Barely 48 hours after torrential rains lashed the Greater Accra Region, a three-storey residential structure under construction crumbled at Tabora Number 9, reigniting fears about the safety of uncompleted buildings in flood-vulnerable communities.
The seven-bedroom edifice, which was reportedly 90 per cent complete, succumbed to the elements around 9 p.m. on Monday, June 29, collapsing with a deafening roar that jolted neighbours from their sleep.
Fortunately, no lives were lost, but the incident has cast a harsh spotlight on what experts describe as a dangerous confluence of poor drainage, weak soil integrity, and unregulated construction practices.

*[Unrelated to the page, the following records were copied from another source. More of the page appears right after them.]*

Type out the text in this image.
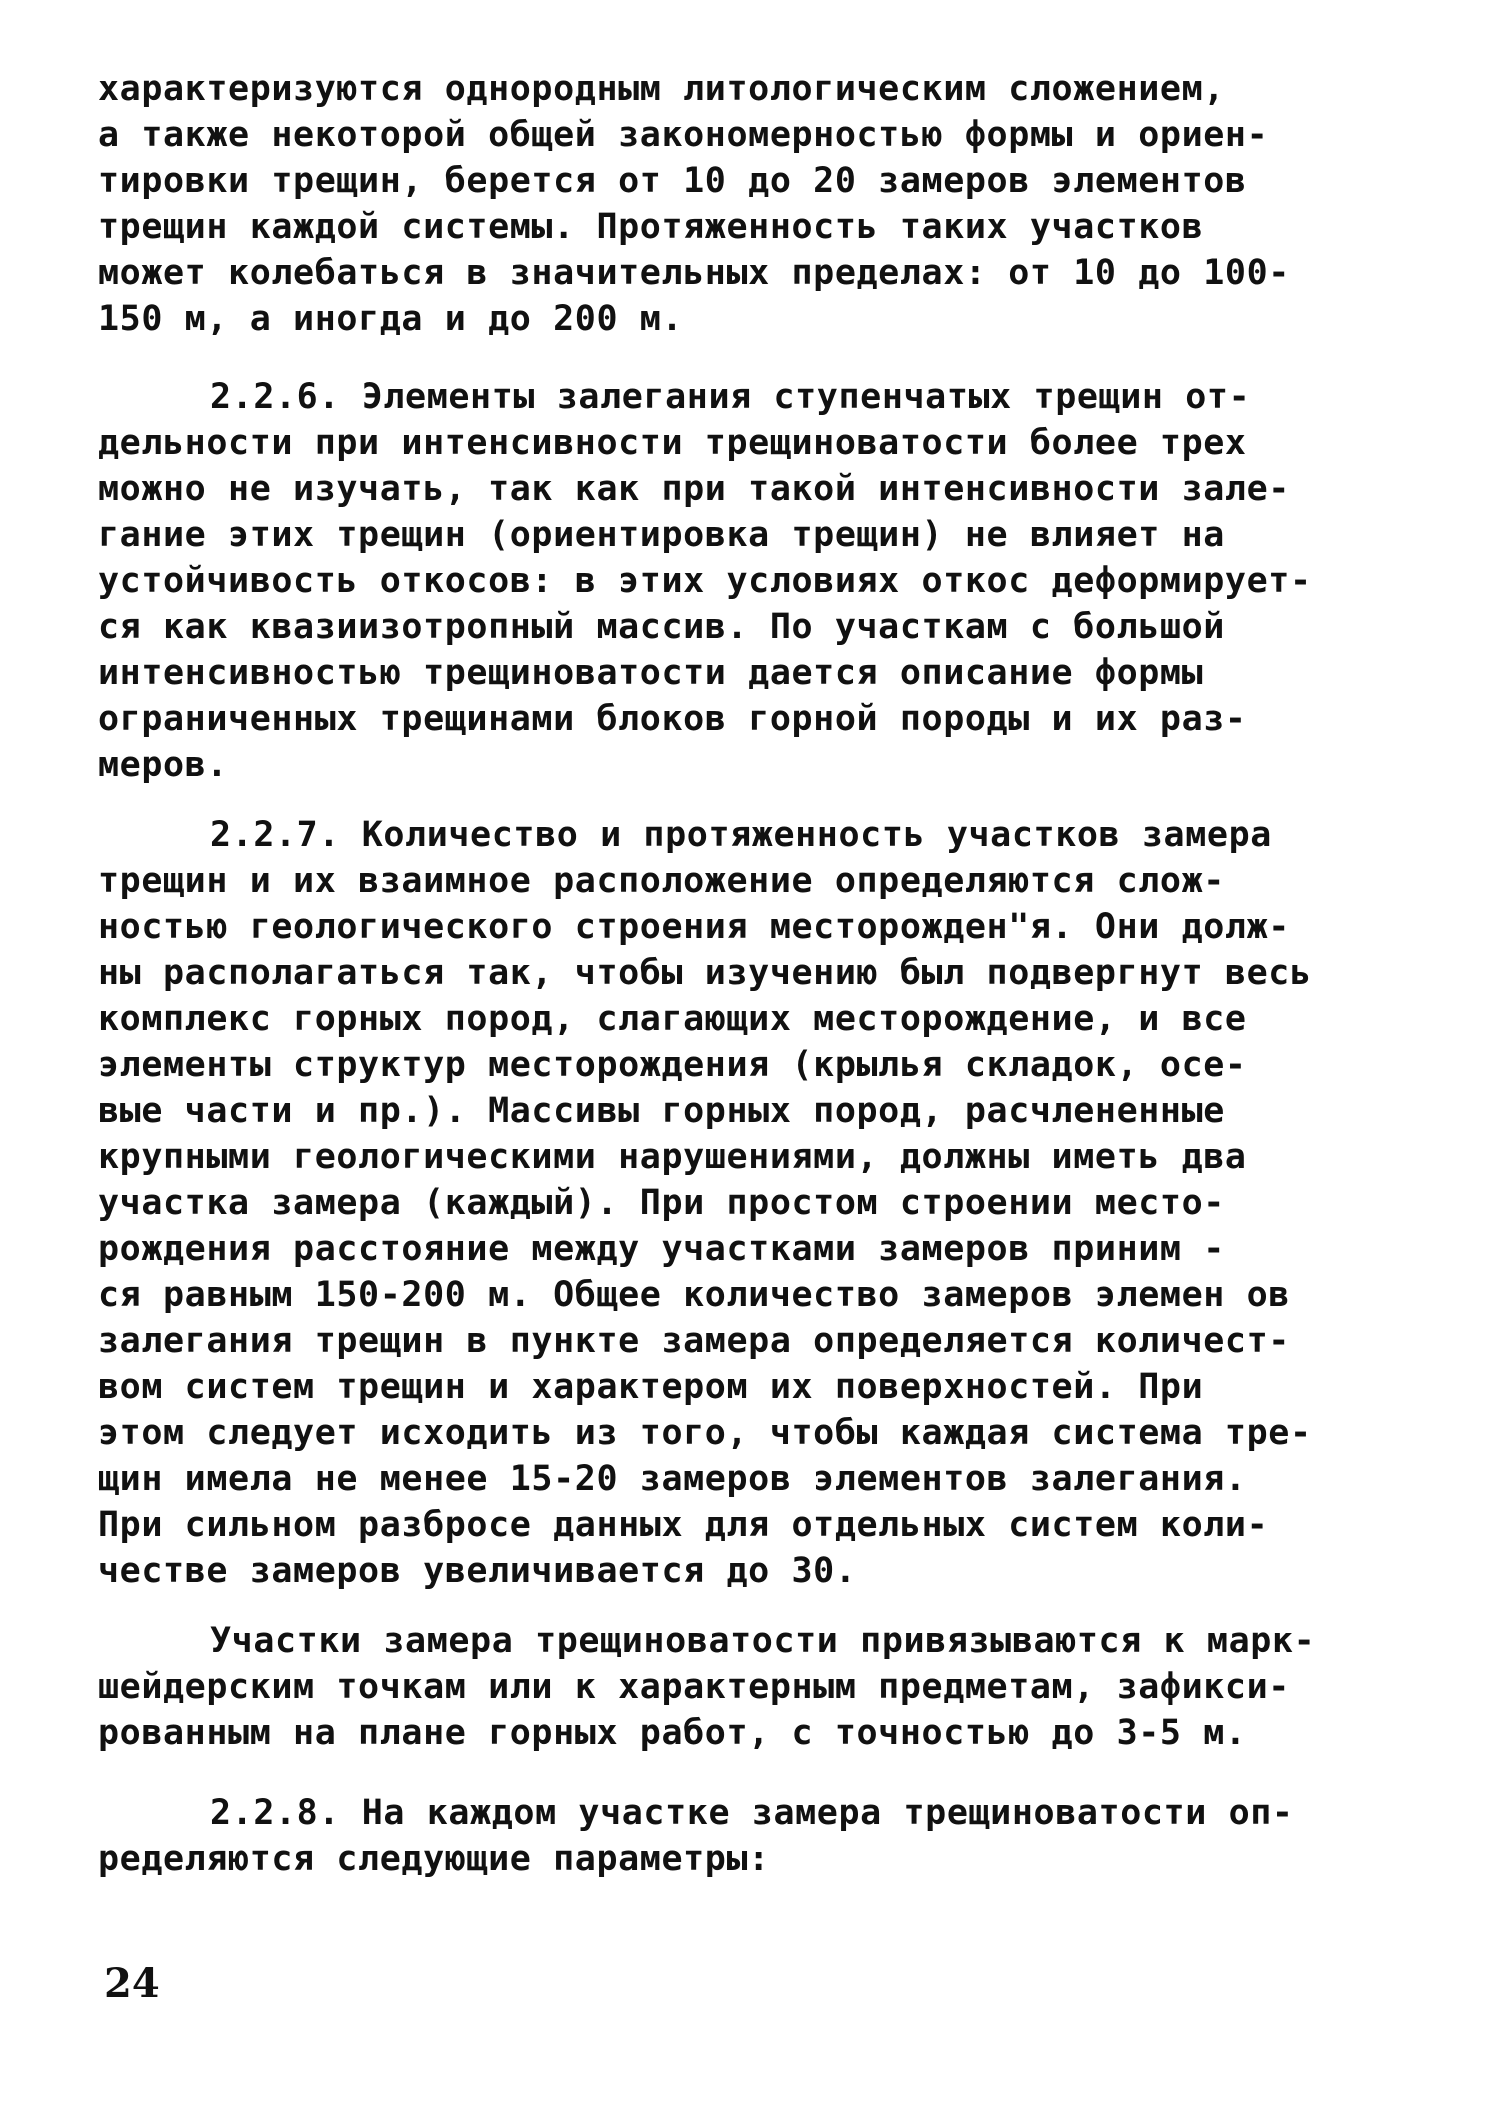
характеризуются однородным литологическим сложением,
а также некоторой общей закономерностью формы и ориен-
тировки трещин, берется от 10 до 20 замеров элементов
трещин каждой системы. Протяженность таких участков
может колебаться в значительных пределах: от 10 до 100-
150 м, а иногда и до 200 м.
2.2.6. Элементы залегания ступенчатых трещин от-
дельности при интенсивности трещиноватости более трех
можно не изучать, так как при такой интенсивности зале-
гание этих трещин (ориентировка трещин) не влияет на
устойчивость откосов: в этих условиях откос деформирует-
ся как квазиизотропный массив. По участкам с большой
интенсивностью трещиноватости дается описание формы
ограниченных трещинами блоков горной породы и их раз-
меров.
2.2.7. Количество и протяженность участков замера
трещин и их взаимное расположение определяются слож-
ностью геологического строения месторожден"я. Они долж-
ны располагаться так, чтобы изучению был подвергнут весь
комплекс горных пород, слагающих месторождение, и все
элементы структур месторождения (крылья складок, осе-
вые части и пр.). Массивы горных пород, расчлененные
крупными геологическими нарушениями, должны иметь два
участка замера (каждый). При простом строении место-
рождения расстояние между участками замеров приним -
ся равным 150-200 м. Общее количество замеров элемен ов
залегания трещин в пункте замера определяется количест-
вом систем трещин и характером их поверхностей. При
этом следует исходить из того, чтобы каждая система тре-
щин имела не менее 15-20 замеров элементов залегания.
При сильном разбросе данных для отдельных систем коли-
честве замеров увеличивается до 30.
Участки замера трещиноватости привязываются к марк-
шейдерским точкам или к характерным предметам, зафикси-
рованным на плане горных работ, с точностью до 3-5 м.
2.2.8. На каждом участке замера трещиноватости оп-
ределяются следующие параметры:
24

According to the landlady, who spoke to Adom News’ Serwaa Prempeh at the scene, the family had only moments to escape.
She initially mistook the first signs of distress, falling masonry from a support pillar, for a falling avocado. But when her children investigated, the grim reality set in.
“When I asked my children to pick it up, they discovered it was actually a block that had fallen from one of the building’s pillars,” she narrated.
The family’s narrow escape aside, the disaster has left valuables and construction equipment buried under mountains of twisted metal and shattered concrete.
Rescue efforts are yet to begin, as residents await the arrival of NADMO officials to assess structural stability and coordinate recovery operations.
Preliminary assessments suggest the collapse may be linked to waterlogging caused by Monday’s downpour, which overwhelmed drainage systems in the area.
However, building and engineering experts are already calling for a full forensic investigation to determine whether substandard materials, design flaws, or non-compliance with zoning regulations played a more significant role.
This is not an isolated incident. Over the past two years, at least five similar collapses have been reported in Accra’s developing suburbs during the rainy season, raising urgent questions about enforcement of the country’s building codes.
The Tabora collapse, coming just weeks into the peak rainfall period, underscores the precarious state of many properties under construction on reclaimed or naturally low-lying land.
As of Tuesday morning, NADMO had not issued an official statement. Meanwhile, local authorities are under mounting pressure to conduct safety audits of all active construction sites in flood-prone enclaves across the capital.
For now, the Tabora community remains on edge, not just over the rubble on their doorstep, but over what this collapse signals for the hundreds of similar structures standing on fragile ground across Accra.